Au sein du CAPR, la 785e Compagnie de guerre électronique est une unité atypique qui teste, expérimente et réalise du matériel de guerre électronique et cyber à destination des régiments de l’armée de Terre. Elle dispose d’une chaîne de production pour proposer des solutions innovantes et "palliatives" aux problèmes opérationnels.
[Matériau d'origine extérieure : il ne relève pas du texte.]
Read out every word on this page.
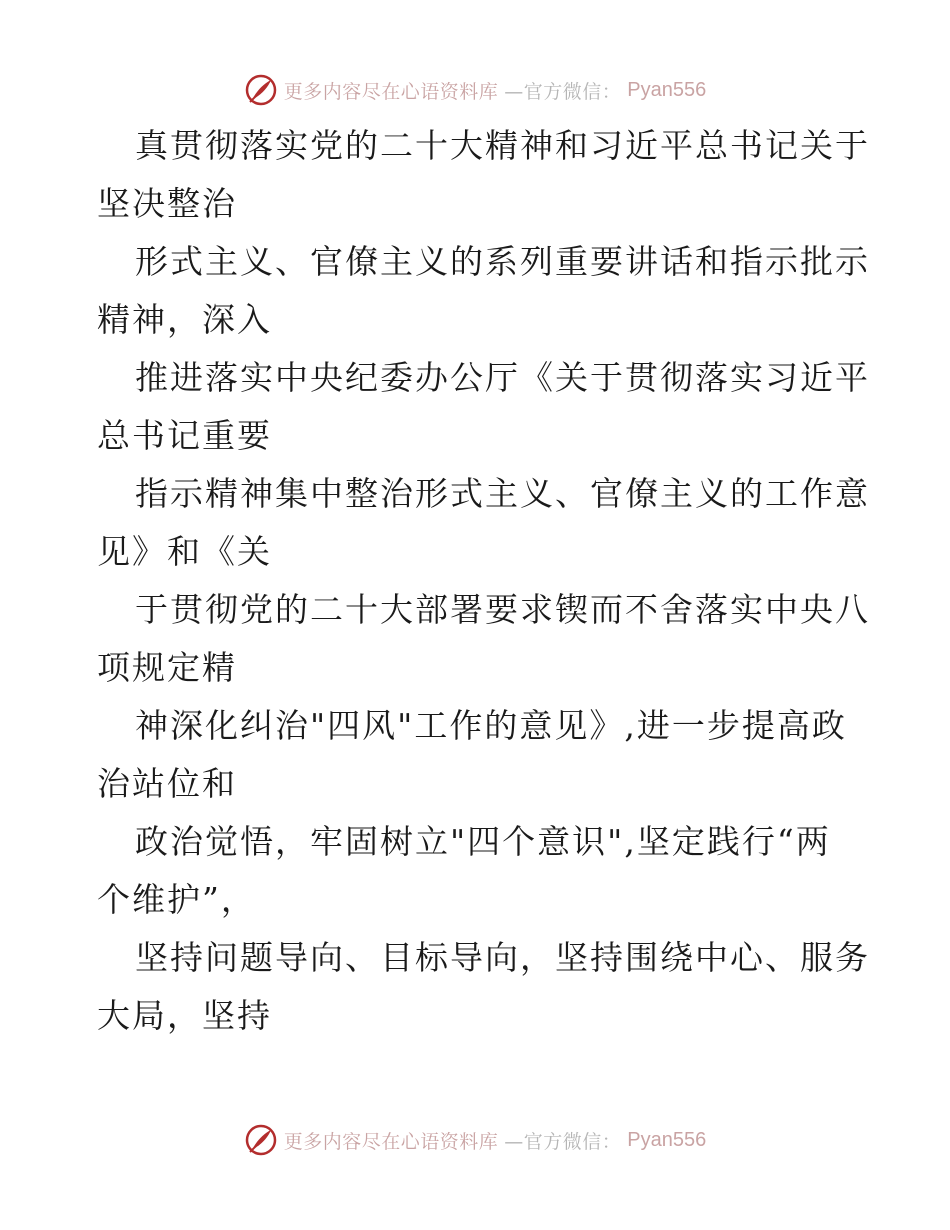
更多内容尽在心语资料库 —官方微信： Pyan556
真贯彻落实党的二十大精神和习近平总书记关于
坚决整治
形式主义、官僚主义的系列重要讲话和指示批示
精神，深入
推进落实中央纪委办公厅《关于贯彻落实习近平
总书记重要
指示精神集中整治形式主义、官僚主义的工作意
见》和《关
于贯彻党的二十大部署要求锲而不舍落实中央八
项规定精
神深化纠治"四风"工作的意见》,进一步提高政
治站位和
政治觉悟，牢固树立"四个意识",坚定践行“两
个维护”，
坚持问题导向、目标导向，坚持围绕中心、服务
大局，坚持
更多内容尽在心语资料库 —官方微信： Pyan556
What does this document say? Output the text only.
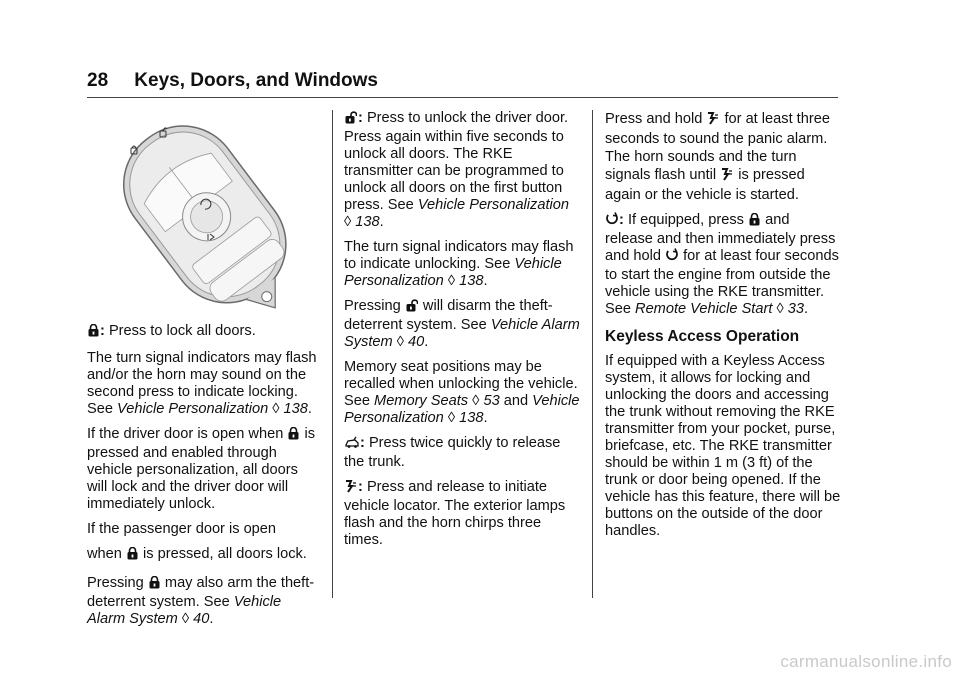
28 Keys, Doors, and Windows

: Press to lock all doors.

The turn signal indicators may flash and/or the horn may sound on the second press to indicate locking. See Vehicle Personalization ◊ 138.

If the driver door is open when is pressed and enabled through vehicle personalization, all doors will lock and the driver door will immediately unlock.

If the passenger door is open

when is pressed, all doors lock.

Pressing may also arm the theft-deterrent system. See Vehicle Alarm System ◊ 40.

: Press to unlock the driver door. Press again within five seconds to unlock all doors. The RKE transmitter can be programmed to unlock all doors on the first button press. See Vehicle Personalization
◊ 138.

The turn signal indicators may flash to indicate unlocking. See Vehicle Personalization ◊ 138.

Pressing will disarm the theft-deterrent system. See Vehicle Alarm System ◊ 40.

Memory seat positions may be recalled when unlocking the vehicle. See Memory Seats ◊ 53 and Vehicle Personalization ◊ 138.

: Press twice quickly to release the trunk.

: Press and release to initiate vehicle locator. The exterior lamps flash and the horn chirps three times.

Press and hold for at least three seconds to sound the panic alarm. The horn sounds and the turn signals flash until is pressed again or the vehicle is started.

: If equipped, press and release and then immediately press and hold for at least four seconds to start the engine from outside the vehicle using the RKE transmitter. See Remote Vehicle Start ◊ 33.

Keyless Access Operation

If equipped with a Keyless Access system, it allows for locking and unlocking the doors and accessing the trunk without removing the RKE transmitter from your pocket, purse, briefcase, etc. The RKE transmitter should be within 1 m (3 ft) of the trunk or door being opened. If the vehicle has this feature, there will be buttons on the outside of the door handles.

carmanualsonline.info
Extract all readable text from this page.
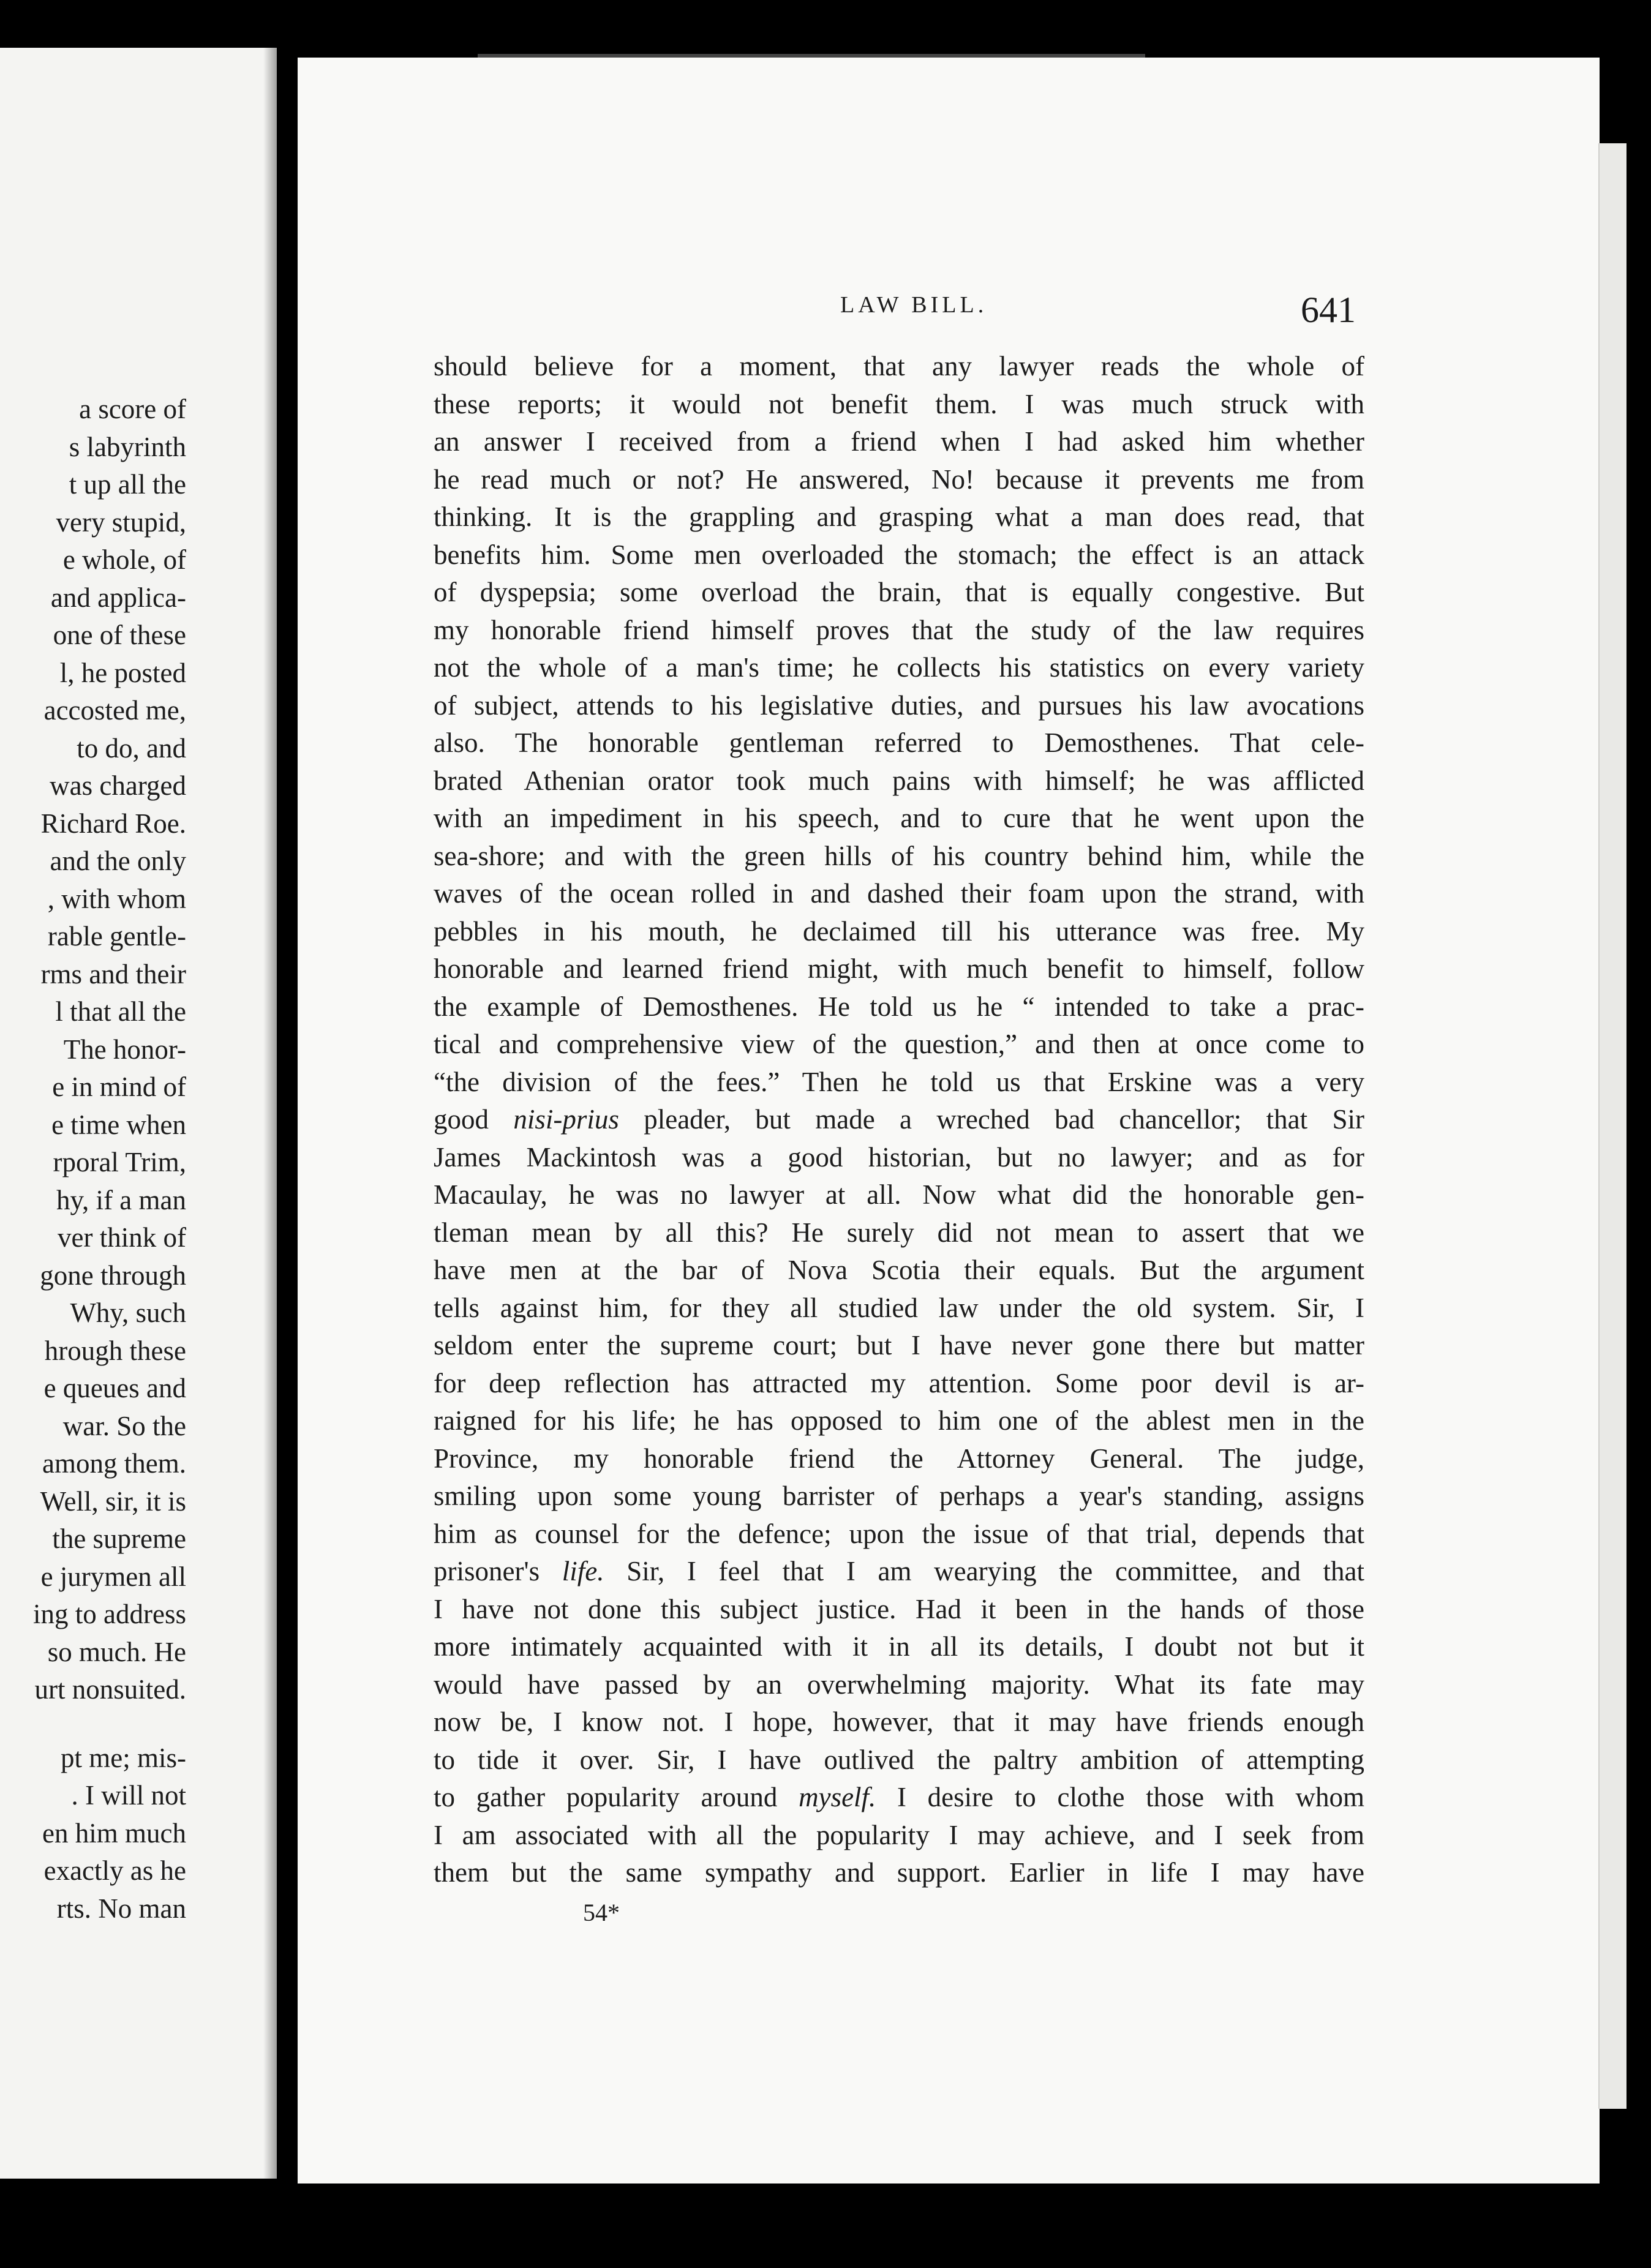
a score of
s labyrinth
t up all the
very stupid,
e whole, of
and applica-
one of these
l, he posted
accosted me,
to do, and
was charged
Richard Roe.
and the only
, with whom
rable gentle-
rms and their
l that all the
The honor-
e in mind of
e time when
rporal Trim,
hy, if a man
ver think of
gone through
Why, such
hrough these
e queues and
war. So the
among them.
Well, sir, it is
the supreme
e jurymen all
ing to address
so much. He
urt nonsuited.
pt me; mis-
. I will not
en him much
exactly as he
rts. No man
LAW BILL.	641
should believe for a moment, that any lawyer reads the whole of
these reports; it would not benefit them. I was much struck with
an answer I received from a friend when I had asked him whether
he read much or not? He answered, No! because it prevents me from
thinking. It is the grappling and grasping what a man does read, that
benefits him. Some men overloaded the stomach; the effect is an attack
of dyspepsia; some overload the brain, that is equally congestive. But
my honorable friend himself proves that the study of the law requires
not the whole of a man's time; he collects his statistics on every variety
of subject, attends to his legislative duties, and pursues his law avocations
also. The honorable gentleman referred to Demosthenes. That cele-
brated Athenian orator took much pains with himself; he was afflicted
with an impediment in his speech, and to cure that he went upon the
sea-shore; and with the green hills of his country behind him, while the
waves of the ocean rolled in and dashed their foam upon the strand, with
pebbles in his mouth, he declaimed till his utterance was free. My
honorable and learned friend might, with much benefit to himself, follow
the example of Demosthenes. He told us he “ intended to take a prac-
tical and comprehensive view of the question,” and then at once come to
“the division of the fees.” Then he told us that Erskine was a very
good nisi-prius pleader, but made a wreched bad chancellor; that Sir
James Mackintosh was a good historian, but no lawyer; and as for
Macaulay, he was no lawyer at all. Now what did the honorable gen-
tleman mean by all this? He surely did not mean to assert that we
have men at the bar of Nova Scotia their equals. But the argument
tells against him, for they all studied law under the old system. Sir, I
seldom enter the supreme court; but I have never gone there but matter
for deep reflection has attracted my attention. Some poor devil is ar-
raigned for his life; he has opposed to him one of the ablest men in the
Province, my honorable friend the Attorney General. The judge,
smiling upon some young barrister of perhaps a year's standing, assigns
him as counsel for the defence; upon the issue of that trial, depends that
prisoner's life. Sir, I feel that I am wearying the committee, and that
I have not done this subject justice. Had it been in the hands of those
more intimately acquainted with it in all its details, I doubt not but it
would have passed by an overwhelming majority. What its fate may
now be, I know not. I hope, however, that it may have friends enough
to tide it over. Sir, I have outlived the paltry ambition of attempting
to gather popularity around myself. I desire to clothe those with whom
I am associated with all the popularity I may achieve, and I seek from
them but the same sympathy and support. Earlier in life I may have
54*
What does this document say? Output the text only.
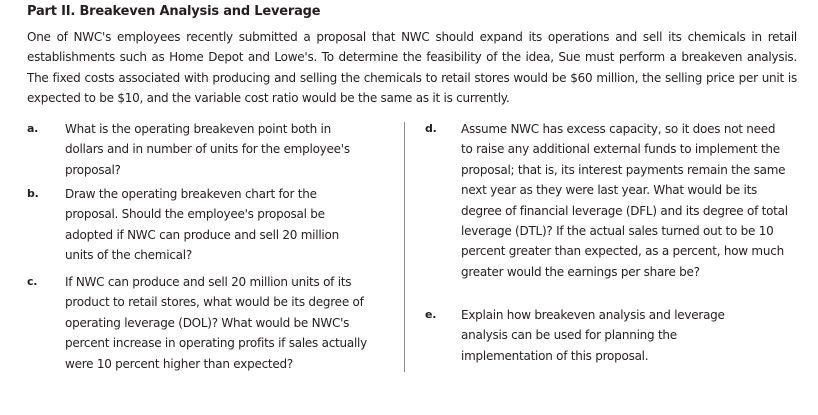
Part II. Breakeven Analysis and Leverage
One of NWC's employees recently submitted a proposal that NWC should expand its operations and sell its chemicals in retail establishments such as Home Depot and Lowe's. To determine the feasibility of the idea, Sue must perform a breakeven analysis. The fixed costs associated with producing and selling the chemicals to retail stores would be $60 million, the selling price per unit is expected to be $10, and the variable cost ratio would be the same as it is currently.
a. What is the operating breakeven point both in dollars and in number of units for the employee's proposal?
b. Draw the operating breakeven chart for the proposal. Should the employee's proposal be adopted if NWC can produce and sell 20 million units of the chemical?
c. If NWC can produce and sell 20 million units of its product to retail stores, what would be its degree of operating leverage (DOL)? What would be NWC's percent increase in operating profits if sales actually were 10 percent higher than expected?
d. Assume NWC has excess capacity, so it does not need to raise any additional external funds to implement the proposal; that is, its interest payments remain the same next year as they were last year. What would be its degree of financial leverage (DFL) and its degree of total leverage (DTL)? If the actual sales turned out to be 10 percent greater than expected, as a percent, how much greater would the earnings per share be?
e. Explain how breakeven analysis and leverage analysis can be used for planning the implementation of this proposal.
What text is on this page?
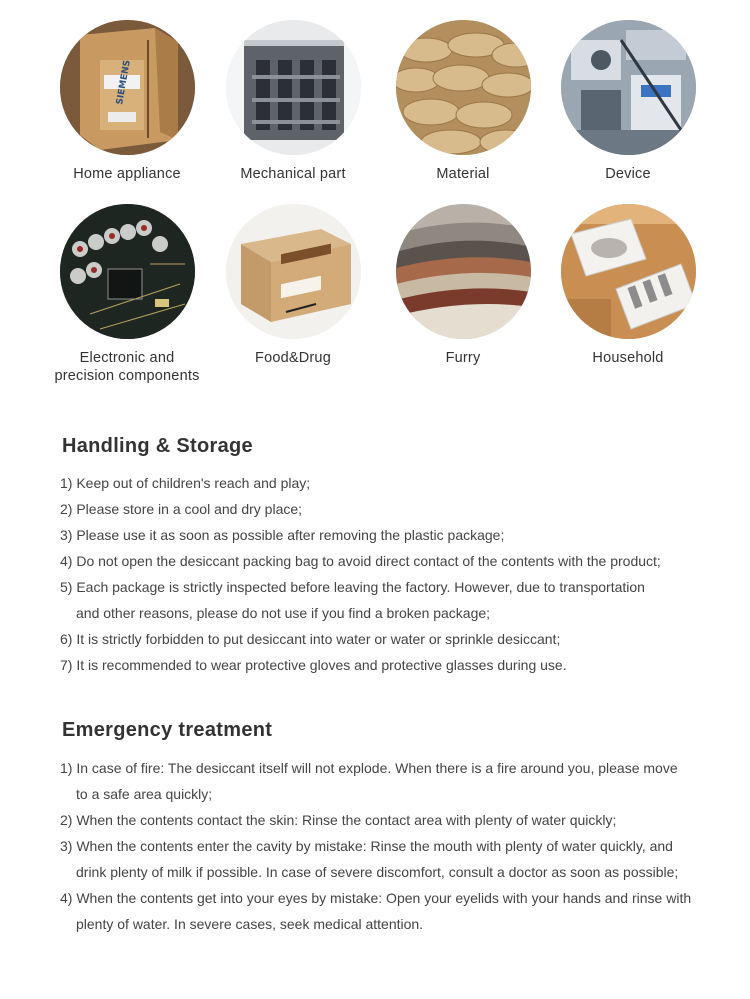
SIEMENS
Home appliance	Mechanical part	Material	Device
Electronic and
precision components
Food&Drug	Furry	Household
Handling & Storage
1) Keep out of children's reach and play;
2) Please store in a cool and dry place;
3) Please use it as soon as possible after removing the plastic package;
4) Do not open the desiccant packing bag to avoid direct contact of the contents with the product;
5) Each package is strictly inspected before leaving the factory. However, due to transportation
and other reasons, please do not use if you find a broken package;
6) It is strictly forbidden to put desiccant into water or water or sprinkle desiccant;
7) It is recommended to wear protective gloves and protective glasses during use.
Emergency treatment
1) In case of fire: The desiccant itself will not explode. When there is a fire around you, please move
to a safe area quickly;
2) When the contents contact the skin: Rinse the contact area with plenty of water quickly;
3) When the contents enter the cavity by mistake: Rinse the mouth with plenty of water quickly, and
drink plenty of milk if possible. In case of severe discomfort, consult a doctor as soon as possible;
4) When the contents get into your eyes by mistake: Open your eyelids with your hands and rinse with
plenty of water. In severe cases, seek medical attention.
Faire feu dans la profondeur

À la lisière d’un bois, un Détachement d’acquisition en profondeur se prépare à faire voler un drone de recherche par imagerie. Equipée d’un système de mini drone de renseignement et de DT 46, la patrouille observe les lignes ennemies sur une trentaine de kilomètres grâce à une autonomie de plusieurs heures. Elle complète le renseignement en transformant l’information déjà récupérée par un premier capteur électronique, en objectif à traiter. L’artillerie ou les hélicoptères de combat pourront ainsi frapper rapidement et avec précision la cible. 

« Aussitôt l’ordre donné, nous tirons sur les cibles grâce à nos lance-roquettes unitaires. Ces destructions permettent d’avoir une supériorité tactique sur l’adversaire », rapporte le capitaine Lionel du 1er régiment d’artillerie. La TF Deep fusionne les capacités des trois brigades du CAPR pour offrir une unité agile et employable sans délai pour appliquer des feux dans la profondeur et affaiblir les positions ennemies. 

L’exercice Diodore 25, laboratoire à la fois technique et tactique expérimente cette nouvelle structure. C’est une étape dans la transformation de l’armée de Terre et le renforcement de sa puissance de combat dans un contexte du retour des conflits de haute intensité.